All substances, including salt, added to the drinking water in a public water system must conform to standards of the “American National Standards Institute/National Sanitation Foundation” (ANSI/NSF).  This is to ensure it is a quality product that will not introduce contaminants into the drinking water. Solution: Ensure the ANSI or NSF symbol can be located on the bags of salt you use or ensure your salt supplier can provide you with documentation from the salt manufacturer that it is ANSI or NSF certified. 
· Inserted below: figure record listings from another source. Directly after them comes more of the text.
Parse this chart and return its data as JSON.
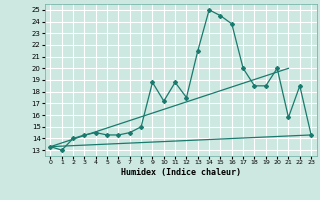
{
  "title": "",
  "xlabel": "Humidex (Indice chaleur)",
  "ylabel": "",
  "bg_color": "#cce8e0",
  "grid_color": "#b0d0c8",
  "line_color": "#1a7a6e",
  "xlim": [
    -0.5,
    23.5
  ],
  "ylim": [
    12.5,
    25.5
  ],
  "xticks": [
    0,
    1,
    2,
    3,
    4,
    5,
    6,
    7,
    8,
    9,
    10,
    11,
    12,
    13,
    14,
    15,
    16,
    17,
    18,
    19,
    20,
    21,
    22,
    23
  ],
  "yticks": [
    13,
    14,
    15,
    16,
    17,
    18,
    19,
    20,
    21,
    22,
    23,
    24,
    25
  ],
  "series1_x": [
    0,
    1,
    2,
    3,
    4,
    5,
    6,
    7,
    8,
    9,
    10,
    11,
    12,
    13,
    14,
    15,
    16,
    17,
    18,
    19,
    20,
    21,
    22,
    23
  ],
  "series1_y": [
    13.3,
    13.0,
    14.0,
    14.3,
    14.5,
    14.3,
    14.3,
    14.5,
    15.0,
    18.8,
    17.2,
    18.8,
    17.5,
    21.5,
    25.0,
    24.5,
    23.8,
    20.0,
    18.5,
    18.5,
    20.0,
    15.8,
    18.5,
    14.3
  ],
  "series2_x": [
    0,
    23
  ],
  "series2_y": [
    13.3,
    14.3
  ],
  "series3_x": [
    0,
    21
  ],
  "series3_y": [
    13.3,
    20.0
  ]
}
Cartridge filters: Over time, cartridge filters will become clogged with iron or other minerals from your source water. When clogged, the filters become a breeding ground for bacteria. Solution: Ensure filters are replaced in accordance with the manufacturers’ specifications or even more often, depending on the quality of your source water.

General maintenance: Water treatment equipment should be accessible and cleaning solutions and other non-drinking water chemicals and materials should be kept away from the equipment. If treatment equipment is not accessible for Ohio EPA staff to inspect during a sanitary survey, it will not be accessible to the water treatment operator for routine maintenance or during an emergency. Likewise, non-drinking water chemicals stored in close proximity to treatment equipment can be an invitation for a mix-up or, even worse, intentional vandalism (see Figure 4). Solution: Keep clutter and non-drinking water chemicals and equipment away from drinking water treatment equipment. Preferably, these items should be stored in a different room.